Chapter DPrediction: your first ML ideaPage 3 of 8

Prediction: your first ML idea

Implement the happy path

Binary prediction turns scores into labels with a threshold, then compares those labels with known truth using explicit metrics.

~13 minHappy path

Before you start

Why this matters

Before running anything, predict one observable result from the case: five examples have truth labels and confidence scores; the threshold must be tuned without pretending the tiny set proves generalization. Write the prediction beside the command or code line that should cause it. This makes the session an experiment rather than a transcription exercise.

1Learn the idea

Read

Build the chapter step

Build the complete path once without adding optional features. Enter the example exactly, predict the expected output, run it, and compare. Then change one meaningful value connected to five examples have truth labels and confidence scores; the threshold must be tuned without pretending the tiny set proves generalization and explain why the result should change.

The deliverable for this step is a threshold evaluator that reports predictions, accuracy, and the confusion counts behind that accuracy.

Read

Run the working example

truth = [1, 0, 1, 1, 0]
scores = [0.8, 0.3, 0.6, 0.9, 0.2]
threshold = 0.5
preds = [int(score >= threshold) for score in scores]

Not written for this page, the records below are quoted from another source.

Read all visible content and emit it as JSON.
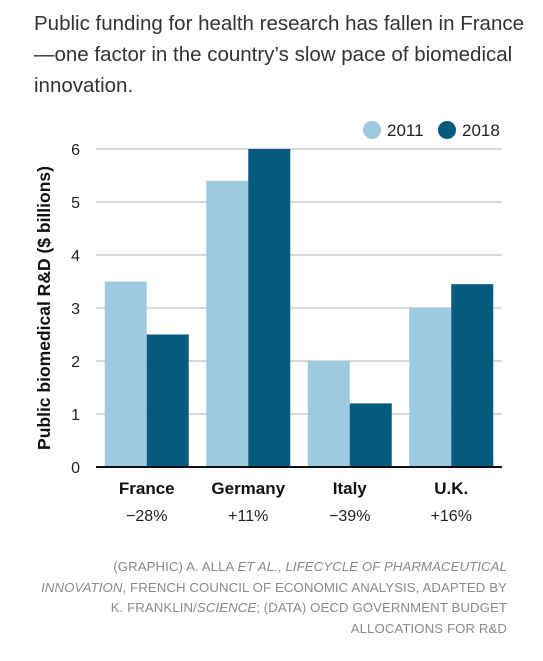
{
  "title": "Public funding for health research has fallen in France—one factor in the country’s slow pace of biomedical innovation.",
  "credit": {
    "p1": "(GRAPHIC) A. ALLA ",
    "p2": "ET AL.",
    "p3": ", ",
    "p4": "LIFECYCLE OF PHARMACEUTICAL INNOVATION",
    "p5": ", FRENCH COUNCIL OF ECONOMIC ANALYSIS, ADAPTED BY K. FRANKLIN/",
    "p6": "SCIENCE",
    "p7": "; (DATA) OECD GOVERNMENT BUDGET ALLOCATIONS FOR R&D"
  },
  "chart_data": {
    "type": "bar",
    "categories": [
      "France",
      "Germany",
      "Italy",
      "U.K."
    ],
    "changes": [
      "−28%",
      "+11%",
      "−39%",
      "+16%"
    ],
    "series": [
      {
        "name": "2011",
        "values": [
          3.5,
          5.4,
          2.0,
          3.0
        ],
        "color": "#9ecae1"
      },
      {
        "name": "2018",
        "values": [
          2.5,
          6.0,
          1.2,
          3.45
        ],
        "color": "#065a7e"
      }
    ],
    "ylabel": "Public biomedical R&D ($ billions)",
    "ylim": [
      0,
      6
    ],
    "yticks": [
      0,
      1,
      2,
      3,
      4,
      5,
      6
    ],
    "grid": true,
    "legend_position": "top-right"
  }
}
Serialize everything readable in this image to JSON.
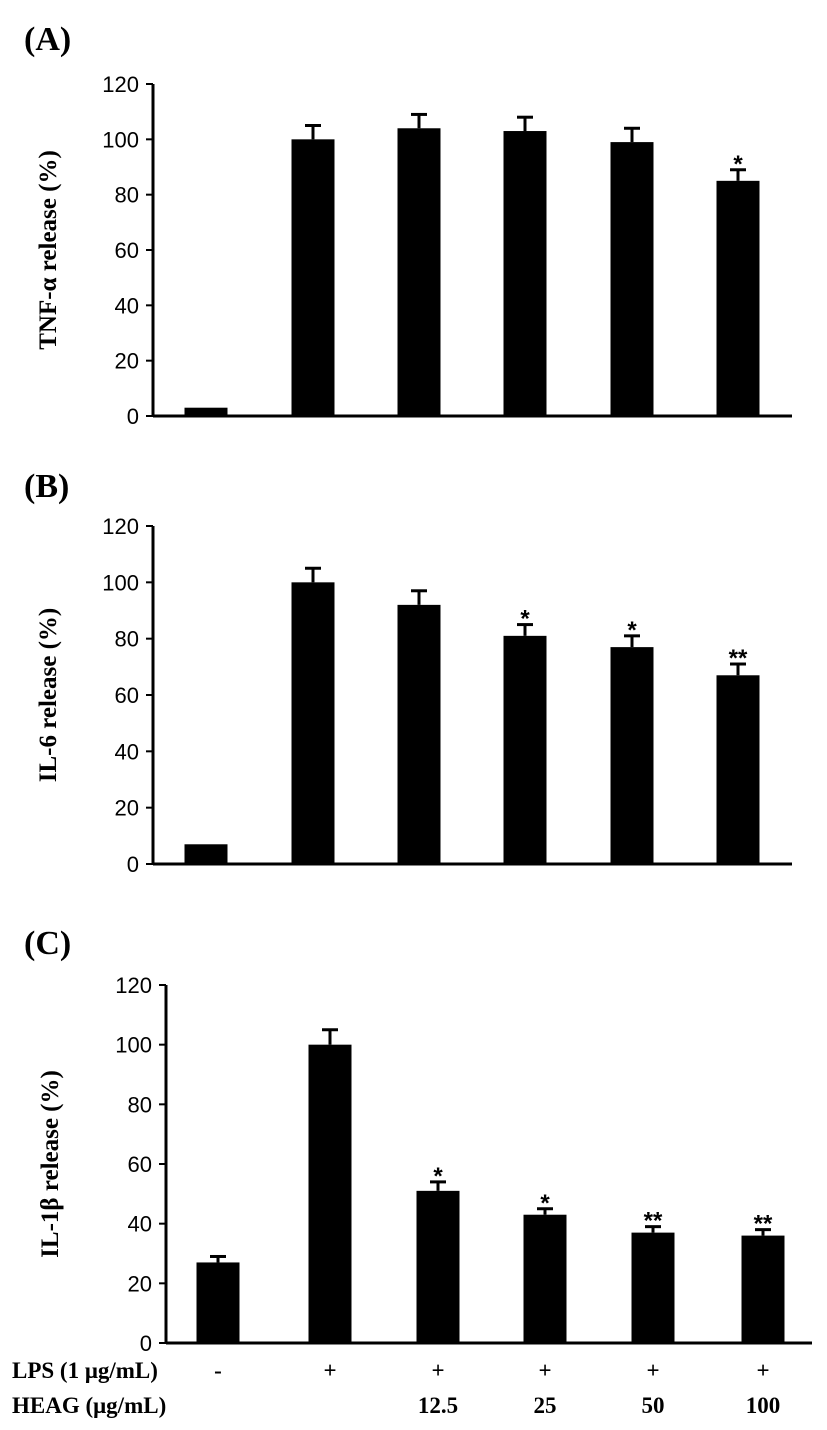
{
  "chart_data": [
    {
      "type": "bar",
      "panel_label": "(A)",
      "ylabel": "TNF-α release (%)",
      "ylim": [
        0,
        120
      ],
      "yticks": [
        "0",
        "20",
        "40",
        "60",
        "80",
        "100",
        "120"
      ],
      "values": [
        3,
        100,
        104,
        103,
        99,
        85
      ],
      "errors": [
        0,
        5,
        5,
        5,
        5,
        4
      ],
      "significance": [
        "",
        "",
        "",
        "",
        "",
        "*"
      ]
    },
    {
      "type": "bar",
      "panel_label": "(B)",
      "ylabel": "IL-6 release (%)",
      "ylim": [
        0,
        120
      ],
      "yticks": [
        "0",
        "20",
        "40",
        "60",
        "80",
        "100",
        "120"
      ],
      "values": [
        7,
        100,
        92,
        81,
        77,
        67
      ],
      "errors": [
        0,
        5,
        5,
        4,
        4,
        4
      ],
      "significance": [
        "",
        "",
        "",
        "*",
        "*",
        "**"
      ]
    },
    {
      "type": "bar",
      "panel_label": "(C)",
      "ylabel": "IL-1β release (%)",
      "ylim": [
        0,
        120
      ],
      "yticks": [
        "0",
        "20",
        "40",
        "60",
        "80",
        "100",
        "120"
      ],
      "values": [
        27,
        100,
        51,
        43,
        37,
        36
      ],
      "errors": [
        2,
        5,
        3,
        2,
        2,
        2
      ],
      "significance": [
        "",
        "",
        "*",
        "*",
        "**",
        "**"
      ]
    }
  ],
  "conditions": {
    "lps_label": "LPS (1 μg/mL)",
    "lps_values": [
      "-",
      "+",
      "+",
      "+",
      "+",
      "+"
    ],
    "heag_label": "HEAG (μg/mL)",
    "heag_values": [
      "",
      "",
      "12.5",
      "25",
      "50",
      "100"
    ]
  }
}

pairs = list(zip(truth, preds))
tp = pairs.count((1, 1)); fp = pairs.count((0, 1))
tn = pairs.count((0, 0)); fn = pairs.count((1, 0))
accuracy = (tp + tn) / len(pairs)
print(preds, f"accuracy={accuracy:.2f}", tp, fp, tn, fn)

Expected evidence:

[1, 0, 1, 1, 0] accuracy=1.00 3 0 2 0

The output may include version-specific details such as hashes, paths, fitted thresholds, or final decimal places. Compare the structural facts described here rather than copying placeholders. If the structure differs, stop and inspect the earliest unexpected line.

Read

Read it line by line

  1. the comparison returns Boolean values and int converts them to zero or one.
  2. zip aligns each known label with exactly one prediction.
  3. the four tuple counts partition every example into confusion-matrix cells.
  4. accuracy divides correct cells by all evaluated pairs; formatting shows two decimal places.

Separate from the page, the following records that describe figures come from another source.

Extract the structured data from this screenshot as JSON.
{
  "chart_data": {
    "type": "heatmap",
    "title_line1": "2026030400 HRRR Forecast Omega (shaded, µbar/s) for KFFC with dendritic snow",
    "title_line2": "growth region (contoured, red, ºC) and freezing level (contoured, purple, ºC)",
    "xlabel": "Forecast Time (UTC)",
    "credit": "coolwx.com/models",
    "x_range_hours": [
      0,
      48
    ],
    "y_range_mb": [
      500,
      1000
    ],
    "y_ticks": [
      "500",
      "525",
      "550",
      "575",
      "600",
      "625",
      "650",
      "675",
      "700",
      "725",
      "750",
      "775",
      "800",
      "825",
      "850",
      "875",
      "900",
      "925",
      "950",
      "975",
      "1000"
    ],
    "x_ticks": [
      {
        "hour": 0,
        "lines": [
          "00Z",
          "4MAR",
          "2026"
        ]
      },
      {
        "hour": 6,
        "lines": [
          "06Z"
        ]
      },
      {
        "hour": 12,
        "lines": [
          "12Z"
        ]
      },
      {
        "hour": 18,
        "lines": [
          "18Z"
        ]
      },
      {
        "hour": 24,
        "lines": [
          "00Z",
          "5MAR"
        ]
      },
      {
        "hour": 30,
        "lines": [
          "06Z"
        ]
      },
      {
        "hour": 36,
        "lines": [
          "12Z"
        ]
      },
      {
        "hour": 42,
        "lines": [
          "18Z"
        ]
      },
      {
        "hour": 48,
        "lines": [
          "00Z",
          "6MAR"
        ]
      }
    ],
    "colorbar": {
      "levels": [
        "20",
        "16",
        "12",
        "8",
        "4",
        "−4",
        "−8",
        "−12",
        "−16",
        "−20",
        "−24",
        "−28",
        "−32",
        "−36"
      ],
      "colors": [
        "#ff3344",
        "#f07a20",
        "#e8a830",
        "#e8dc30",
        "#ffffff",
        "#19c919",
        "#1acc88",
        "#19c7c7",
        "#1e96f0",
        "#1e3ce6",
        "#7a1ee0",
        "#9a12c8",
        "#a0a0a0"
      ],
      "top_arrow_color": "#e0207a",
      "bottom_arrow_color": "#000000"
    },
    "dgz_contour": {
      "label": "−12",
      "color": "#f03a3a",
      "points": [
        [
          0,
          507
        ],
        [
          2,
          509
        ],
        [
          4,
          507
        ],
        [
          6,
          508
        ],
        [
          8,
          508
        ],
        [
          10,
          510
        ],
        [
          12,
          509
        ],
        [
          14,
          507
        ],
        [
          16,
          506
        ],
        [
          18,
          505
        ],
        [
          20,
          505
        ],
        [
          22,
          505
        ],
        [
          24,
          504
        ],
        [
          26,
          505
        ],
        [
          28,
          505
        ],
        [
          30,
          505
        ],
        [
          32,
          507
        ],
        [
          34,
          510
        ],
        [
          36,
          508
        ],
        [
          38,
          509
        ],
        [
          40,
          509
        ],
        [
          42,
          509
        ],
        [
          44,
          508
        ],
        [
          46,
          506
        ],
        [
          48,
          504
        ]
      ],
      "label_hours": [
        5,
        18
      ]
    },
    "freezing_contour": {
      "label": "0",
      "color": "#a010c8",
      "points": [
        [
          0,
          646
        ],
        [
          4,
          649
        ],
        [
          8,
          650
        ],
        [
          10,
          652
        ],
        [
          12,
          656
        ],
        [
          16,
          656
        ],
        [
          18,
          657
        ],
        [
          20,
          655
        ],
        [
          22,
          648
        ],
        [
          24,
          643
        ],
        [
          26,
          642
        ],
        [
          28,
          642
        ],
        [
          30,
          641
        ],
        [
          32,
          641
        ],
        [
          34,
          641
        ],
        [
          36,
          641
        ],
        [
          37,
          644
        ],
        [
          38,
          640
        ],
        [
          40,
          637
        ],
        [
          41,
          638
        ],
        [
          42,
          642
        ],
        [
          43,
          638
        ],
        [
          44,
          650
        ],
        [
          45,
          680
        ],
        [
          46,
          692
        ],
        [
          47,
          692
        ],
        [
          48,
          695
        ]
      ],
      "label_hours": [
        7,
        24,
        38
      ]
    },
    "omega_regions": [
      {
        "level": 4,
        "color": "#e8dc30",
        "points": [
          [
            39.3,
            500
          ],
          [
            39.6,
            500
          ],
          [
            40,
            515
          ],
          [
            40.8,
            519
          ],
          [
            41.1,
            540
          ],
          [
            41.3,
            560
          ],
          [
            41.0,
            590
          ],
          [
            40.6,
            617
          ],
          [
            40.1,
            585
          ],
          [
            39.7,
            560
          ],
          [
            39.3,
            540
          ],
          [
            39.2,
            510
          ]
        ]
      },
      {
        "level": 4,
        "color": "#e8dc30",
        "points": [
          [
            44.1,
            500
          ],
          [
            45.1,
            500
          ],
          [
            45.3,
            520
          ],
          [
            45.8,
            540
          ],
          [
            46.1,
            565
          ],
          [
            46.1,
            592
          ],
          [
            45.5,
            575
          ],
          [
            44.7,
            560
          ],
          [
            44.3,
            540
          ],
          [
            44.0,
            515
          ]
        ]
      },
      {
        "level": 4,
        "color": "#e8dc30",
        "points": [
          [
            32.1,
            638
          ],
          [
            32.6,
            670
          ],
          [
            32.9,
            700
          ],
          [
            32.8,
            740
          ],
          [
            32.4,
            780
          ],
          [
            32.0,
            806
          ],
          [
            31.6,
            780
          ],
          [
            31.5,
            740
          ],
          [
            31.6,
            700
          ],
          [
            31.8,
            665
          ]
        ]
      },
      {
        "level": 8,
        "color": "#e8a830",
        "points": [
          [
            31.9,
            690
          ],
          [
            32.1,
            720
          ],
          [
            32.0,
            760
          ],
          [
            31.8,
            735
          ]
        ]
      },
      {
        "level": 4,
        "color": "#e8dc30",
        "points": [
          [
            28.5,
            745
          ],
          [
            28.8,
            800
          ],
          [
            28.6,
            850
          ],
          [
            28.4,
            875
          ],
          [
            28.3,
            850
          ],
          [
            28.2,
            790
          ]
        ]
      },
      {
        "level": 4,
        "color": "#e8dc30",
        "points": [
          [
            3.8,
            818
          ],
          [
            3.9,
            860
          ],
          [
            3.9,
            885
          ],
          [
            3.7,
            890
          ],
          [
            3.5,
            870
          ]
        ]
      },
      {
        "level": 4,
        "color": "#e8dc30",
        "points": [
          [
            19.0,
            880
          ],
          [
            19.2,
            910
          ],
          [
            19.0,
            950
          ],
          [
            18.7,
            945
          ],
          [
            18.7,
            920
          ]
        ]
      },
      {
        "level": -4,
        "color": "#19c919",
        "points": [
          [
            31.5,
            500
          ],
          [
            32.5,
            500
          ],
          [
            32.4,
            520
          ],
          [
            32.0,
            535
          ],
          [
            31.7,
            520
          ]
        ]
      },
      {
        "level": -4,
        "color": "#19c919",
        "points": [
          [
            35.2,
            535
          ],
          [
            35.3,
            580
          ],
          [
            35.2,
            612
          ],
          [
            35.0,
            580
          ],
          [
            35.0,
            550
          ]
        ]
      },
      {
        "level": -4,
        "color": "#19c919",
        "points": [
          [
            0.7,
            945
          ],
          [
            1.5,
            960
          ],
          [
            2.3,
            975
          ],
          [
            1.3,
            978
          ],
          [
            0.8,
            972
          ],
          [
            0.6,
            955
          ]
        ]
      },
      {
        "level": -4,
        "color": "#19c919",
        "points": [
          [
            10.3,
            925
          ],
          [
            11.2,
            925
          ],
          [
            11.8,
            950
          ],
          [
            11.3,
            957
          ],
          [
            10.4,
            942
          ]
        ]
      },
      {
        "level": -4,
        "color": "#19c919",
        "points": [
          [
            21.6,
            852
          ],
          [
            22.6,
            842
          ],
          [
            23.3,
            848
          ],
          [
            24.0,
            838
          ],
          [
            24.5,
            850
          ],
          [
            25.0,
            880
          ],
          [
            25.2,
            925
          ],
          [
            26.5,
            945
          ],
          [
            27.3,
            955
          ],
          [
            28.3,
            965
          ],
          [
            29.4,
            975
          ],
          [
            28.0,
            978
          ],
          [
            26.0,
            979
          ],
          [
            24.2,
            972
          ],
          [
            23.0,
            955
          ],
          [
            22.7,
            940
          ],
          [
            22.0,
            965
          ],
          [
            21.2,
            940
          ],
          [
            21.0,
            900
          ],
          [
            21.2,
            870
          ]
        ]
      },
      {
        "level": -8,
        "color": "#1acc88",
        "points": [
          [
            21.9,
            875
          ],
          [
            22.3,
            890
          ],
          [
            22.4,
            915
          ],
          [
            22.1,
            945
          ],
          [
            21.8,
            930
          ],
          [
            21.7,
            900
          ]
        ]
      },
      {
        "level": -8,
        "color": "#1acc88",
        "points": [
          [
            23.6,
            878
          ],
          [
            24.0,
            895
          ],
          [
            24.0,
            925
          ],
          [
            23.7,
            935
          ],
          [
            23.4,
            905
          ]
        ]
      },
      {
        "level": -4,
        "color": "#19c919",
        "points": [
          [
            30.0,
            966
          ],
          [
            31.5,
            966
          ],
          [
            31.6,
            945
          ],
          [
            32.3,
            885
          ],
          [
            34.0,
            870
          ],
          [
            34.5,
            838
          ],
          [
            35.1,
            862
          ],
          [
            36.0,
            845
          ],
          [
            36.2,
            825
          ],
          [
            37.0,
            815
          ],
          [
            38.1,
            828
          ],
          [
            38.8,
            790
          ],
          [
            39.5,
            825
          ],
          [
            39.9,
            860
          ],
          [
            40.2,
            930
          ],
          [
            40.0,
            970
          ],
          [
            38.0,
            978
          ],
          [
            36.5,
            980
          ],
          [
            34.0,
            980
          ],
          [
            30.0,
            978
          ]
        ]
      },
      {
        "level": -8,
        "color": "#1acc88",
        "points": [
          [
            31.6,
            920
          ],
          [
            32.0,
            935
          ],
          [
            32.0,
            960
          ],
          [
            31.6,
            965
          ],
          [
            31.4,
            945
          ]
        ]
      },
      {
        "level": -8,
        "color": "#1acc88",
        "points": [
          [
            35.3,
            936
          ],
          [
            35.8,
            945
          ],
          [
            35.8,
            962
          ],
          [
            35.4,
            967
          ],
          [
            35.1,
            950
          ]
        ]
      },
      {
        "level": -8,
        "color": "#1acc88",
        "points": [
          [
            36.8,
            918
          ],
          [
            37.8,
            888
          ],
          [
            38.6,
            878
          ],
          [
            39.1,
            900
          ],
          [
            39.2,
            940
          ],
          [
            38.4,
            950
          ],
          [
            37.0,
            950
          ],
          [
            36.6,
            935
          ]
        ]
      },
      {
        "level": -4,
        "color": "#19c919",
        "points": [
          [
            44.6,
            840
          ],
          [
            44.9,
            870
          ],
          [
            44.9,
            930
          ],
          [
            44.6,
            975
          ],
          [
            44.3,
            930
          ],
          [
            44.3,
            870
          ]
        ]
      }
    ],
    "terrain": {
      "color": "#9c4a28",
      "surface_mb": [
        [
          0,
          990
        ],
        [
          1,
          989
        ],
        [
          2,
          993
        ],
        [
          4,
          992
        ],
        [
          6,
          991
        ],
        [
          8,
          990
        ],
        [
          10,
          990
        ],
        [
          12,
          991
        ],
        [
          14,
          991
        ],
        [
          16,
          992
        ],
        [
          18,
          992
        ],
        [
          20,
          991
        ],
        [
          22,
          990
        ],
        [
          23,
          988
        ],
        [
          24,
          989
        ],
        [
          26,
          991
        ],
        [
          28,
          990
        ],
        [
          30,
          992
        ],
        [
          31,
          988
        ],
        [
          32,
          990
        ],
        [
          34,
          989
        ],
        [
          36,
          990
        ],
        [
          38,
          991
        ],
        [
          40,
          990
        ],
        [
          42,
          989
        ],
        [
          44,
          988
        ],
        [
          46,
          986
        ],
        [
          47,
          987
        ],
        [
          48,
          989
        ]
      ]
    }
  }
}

These lines form one chain: binary truth labels, scores between zero and one, and a chosen threshold becomes binary predictions plus accuracy, true positives, false positives, true negatives, and false negatives. Change only one input first. When several values change together, you cannot tell which change caused the new behavior.

Read

Common errors and fixes

  • First failure: zip silently stops at the shorter list, so assert equal lengths before scoring. Re-run the smallest command that proves the repair.
  • Second failure: an empty list causes division by zero and is not a meaningful evaluation. Preserve the failing input as a test when it represents a realistic mistake.
  • Misleading success: choosing a threshold after repeatedly inspecting the same labels overfits the evaluation set even though no model weights changed. A clean-looking final line cannot cancel contradictory intermediate evidence.

When debugging, copy the exact error text and inspect names, paths, shapes, types, and versions. Explain the cause in one sentence before changing code. That discipline prevents a guessed repair from creating a second defect.

Read

Evidence for this stage

Package the evaluator with boundary tests and a short metric note. Downstream users need the threshold, score range, positive-class meaning, and date of the evaluation data.

For the current build step, save the smallest useful evidence: the relevant command, its output, and the input that produced it. Do not use a screenshot as the only record when text can be copied and searched. Keep generated artifacts separate from source inputs so rerunning the example does not destroy the evidence it is meant to evaluate.

Keep the example small enough to inspect manually. Small does not mean careless: boundary values, file locations, feature order, and held-out data still determine whether the result means what you claim.

Read

Reflect on the result

Return to your opening prediction. Mark it correct or rewrite it with the condition you missed. Then explain the difference between a successful execution and a trustworthy result for this specific example.

Checking tutor…

Continue learning · glossary & guides
  1. Which line or command establishes the current step's most important fact?
  2. What output would reveal that choosing a threshold after repeatedly inspecting the same labels overfits the evaluation set even though no model weights changed?
  3. Can a new user reproduce a threshold evaluator that reports predictions, accuracy, and the confusion counts behind that accuracy from the stated setup?